I could never do that with Lulu’s dad, though. When he came in all, “Como esta?” I sat there, panicking, wide eyed, staring at him. He was just so intimidating to me somehow, maybe because he actually spoke it. Most other people didn't really speak it that well, or were learning, or did it in a joking way and kept it short and simple and not often; he would speak sentences at me, things I understood, but it made me afraid. What if I said the wrong thing? What if I messed up?

Not that Lulu was any better. When she speaks Spanish you have to speak to her really slowly like she’s “a really slow retarded five year old”. That is a quote from Lulu herself. This made things really interesting around the house. Her dad would be there, just saying really simple things… asking me about my day and how things were, in really simple Spanish I could understand and reply to, and I would panic really badly… and Lulu wouldn’t help because either she couldn't or she thought it was funny.
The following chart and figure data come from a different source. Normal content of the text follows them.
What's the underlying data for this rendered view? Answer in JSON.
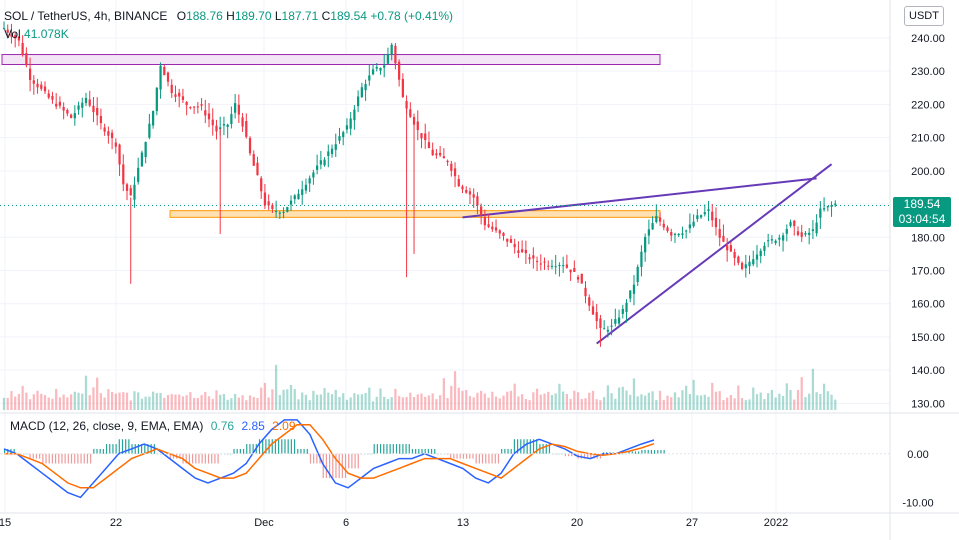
{
  "header": {
    "symbol": "SOL / TetherUS, 4h, BINANCE",
    "open_label": "O",
    "open": "188.76",
    "high_label": "H",
    "high": "189.70",
    "low_label": "L",
    "low": "187.71",
    "close_label": "C",
    "close": "189.54",
    "change": "+0.78 (+0.41%)",
    "vol_label": "Vol",
    "vol": "41.078K"
  },
  "currency_button": "USDT",
  "last_price": {
    "value": "189.54",
    "countdown": "03:04:54"
  },
  "macd_legend": {
    "label": "MACD (12, 26, close, 9, EMA, EMA)",
    "hist": "0.76",
    "macd": "2.85",
    "signal": "2.09"
  },
  "colors": {
    "up": "#089981",
    "down": "#f23645",
    "macd_line": "#2962ff",
    "signal_line": "#ff6d00",
    "trendline": "#673ab7",
    "zone_fill": "#ffe0b2",
    "zone_border": "#ff9800",
    "resistance_fill": "#f3e5f5",
    "resistance_border": "#9c27b0"
  },
  "chart_data": [
    {
      "type": "candlestick",
      "y_unit": "USDT",
      "ylim": [
        128,
        246
      ],
      "y_ticks": [
        "240.00",
        "230.00",
        "220.00",
        "210.00",
        "200.00",
        "190.00",
        "180.00",
        "170.00",
        "160.00",
        "150.00",
        "140.00",
        "130.00"
      ],
      "x_ticks": [
        "15",
        "22",
        "Dec",
        "6",
        "13",
        "20",
        "27",
        "2022"
      ],
      "approx_close_path": [
        [
          0,
          243
        ],
        [
          4,
          239
        ],
        [
          7,
          228
        ],
        [
          12,
          222
        ],
        [
          18,
          216
        ],
        [
          22,
          222
        ],
        [
          26,
          214
        ],
        [
          30,
          208
        ],
        [
          32,
          196
        ],
        [
          34,
          192
        ],
        [
          37,
          205
        ],
        [
          40,
          218
        ],
        [
          42,
          232
        ],
        [
          45,
          224
        ],
        [
          49,
          220
        ],
        [
          53,
          219
        ],
        [
          57,
          212
        ],
        [
          60,
          214
        ],
        [
          62,
          220
        ],
        [
          64,
          214
        ],
        [
          66,
          205
        ],
        [
          68,
          198
        ],
        [
          70,
          190
        ],
        [
          72,
          188
        ],
        [
          75,
          188
        ],
        [
          78,
          192
        ],
        [
          82,
          198
        ],
        [
          86,
          204
        ],
        [
          90,
          210
        ],
        [
          92,
          213
        ],
        [
          96,
          225
        ],
        [
          99,
          230
        ],
        [
          102,
          232
        ],
        [
          104,
          238
        ],
        [
          107,
          222
        ],
        [
          111,
          212
        ],
        [
          115,
          205
        ],
        [
          119,
          203
        ],
        [
          122,
          196
        ],
        [
          126,
          192
        ],
        [
          129,
          184
        ],
        [
          134,
          180
        ],
        [
          138,
          176
        ],
        [
          142,
          173
        ],
        [
          146,
          172
        ],
        [
          150,
          172
        ],
        [
          154,
          168
        ],
        [
          157,
          160
        ],
        [
          160,
          152
        ],
        [
          163,
          153
        ],
        [
          166,
          158
        ],
        [
          169,
          166
        ],
        [
          172,
          180
        ],
        [
          175,
          186
        ],
        [
          179,
          181
        ],
        [
          183,
          182
        ],
        [
          186,
          186
        ],
        [
          189,
          188
        ],
        [
          192,
          180
        ],
        [
          195,
          175
        ],
        [
          198,
          170
        ],
        [
          201,
          174
        ],
        [
          204,
          178
        ],
        [
          208,
          180
        ],
        [
          211,
          184
        ],
        [
          214,
          180
        ],
        [
          217,
          182
        ],
        [
          219,
          188
        ],
        [
          221,
          189
        ],
        [
          223,
          190
        ]
      ],
      "annotations": [
        {
          "kind": "zone",
          "ymin": 232,
          "ymax": 235
        },
        {
          "kind": "zone",
          "ymin": 186,
          "ymax": 188
        },
        {
          "kind": "trendline",
          "points": [
            [
              123,
              186
            ],
            [
              204,
              196
            ]
          ]
        },
        {
          "kind": "trendline",
          "points": [
            [
              159,
              148
            ],
            [
              208,
              190
            ]
          ]
        }
      ]
    },
    {
      "type": "bar",
      "name": "Vol",
      "values_relative": [
        0.35,
        0.3,
        0.4,
        0.25,
        0.3,
        0.5,
        0.35,
        0.3,
        0.28,
        0.45,
        0.3,
        0.35,
        0.25,
        0.3,
        0.4,
        0.32,
        0.3,
        0.26,
        0.5,
        0.35,
        0.3,
        0.4,
        0.7,
        0.35,
        0.5,
        1.0,
        0.4,
        0.35,
        0.5,
        0.45,
        0.38,
        0.3,
        0.35,
        0.3,
        0.28,
        0.35,
        0.3,
        0.3,
        0.4,
        0.45,
        0.35,
        0.6,
        0.4,
        0.3,
        0.25,
        0.3,
        0.5,
        0.4
      ]
    },
    {
      "type": "line",
      "ylim": [
        -12,
        8
      ],
      "y_ticks": [
        "0.00",
        "-10.00"
      ],
      "series": [
        {
          "name": "MACD",
          "values": [
            1,
            0,
            -2,
            -4,
            -6,
            -8,
            -9,
            -6,
            -3,
            0,
            1,
            2,
            1,
            -1,
            -3,
            -5,
            -6,
            -5,
            -4,
            -2,
            2,
            5,
            7,
            7,
            4,
            -2,
            -6,
            -7,
            -5,
            -3,
            -2,
            -1,
            -1,
            0,
            -1,
            -2,
            -3,
            -5,
            -6,
            -4,
            0,
            2,
            3,
            2,
            1,
            -0.5,
            -1,
            0,
            0,
            1,
            2,
            2.85
          ]
        },
        {
          "name": "Signal",
          "values": [
            0,
            0,
            -1,
            -2,
            -4,
            -6,
            -7,
            -7,
            -5,
            -3,
            -1,
            0,
            1,
            0,
            -1,
            -3,
            -4,
            -5,
            -5,
            -4,
            -1,
            2,
            4,
            6,
            6,
            3,
            -1,
            -4,
            -5,
            -5,
            -4,
            -3,
            -2,
            -1,
            -1,
            -1,
            -2,
            -3,
            -4,
            -5,
            -3,
            -1,
            1,
            2,
            1.5,
            0.5,
            0,
            -0.3,
            0,
            0.5,
            1.2,
            2.09
          ]
        },
        {
          "name": "Histogram",
          "values": [
            1,
            0,
            -1,
            -2,
            -2,
            -2,
            -2,
            1,
            2,
            3,
            2,
            2,
            0,
            -1,
            -2,
            -2,
            -2,
            0,
            1,
            2,
            3,
            3,
            3,
            1,
            -2,
            -5,
            -5,
            -3,
            0,
            2,
            2,
            2,
            1,
            1,
            0,
            -1,
            -1,
            -2,
            -2,
            1,
            3,
            3,
            2,
            0,
            -0.5,
            -1,
            -1,
            0.3,
            0,
            0.5,
            0.8,
            0.76
          ]
        }
      ]
    }
  ]
}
It was all because I was a super quiet house guest, too. I don’t require much to keep me entertained, and I’m actually pretty shy and quiet on my own… I made him uncomfortable, he couldn't tell what I was thinking, and I knew it, which is why I later went to stay with Hunny; her family forced me into talking by poking and prodding and joking.

And me and Lulu and Hunny had some fun ourselves, like this one time we were hanging out at one of their favorite Mexican restaurants… Now, before anyone accuses me of being racist, I would like you all to know that I know the waiter spoke Spanish, I had heard him speaking it with one of the other waiters on the other side of the room just ten minutes before the incident… I have to commend the guy, too. Through all of our insanity he didn’t so much as crack a smile. He was really serious about his job.

As we were sitting at the table, we were talking about how there were really only two phrases that we knew in Spanish, the first one was “es un oso”. About the time Lulu said this the waiter came up to refresh our drinks. He had to be wondering what bear we were talking about and where it was… Or at least wondering what was wrong with us.



A few moments later when he came back to give us our check, Hunny announced to the table the other phrase we knew, “tengu en gato en mai pantalones.” … Despite hearing this, he didn’t even laugh, didn’t even smile, though she had just announced she had a cat in her pants. We all died laughing, however, when he walked away.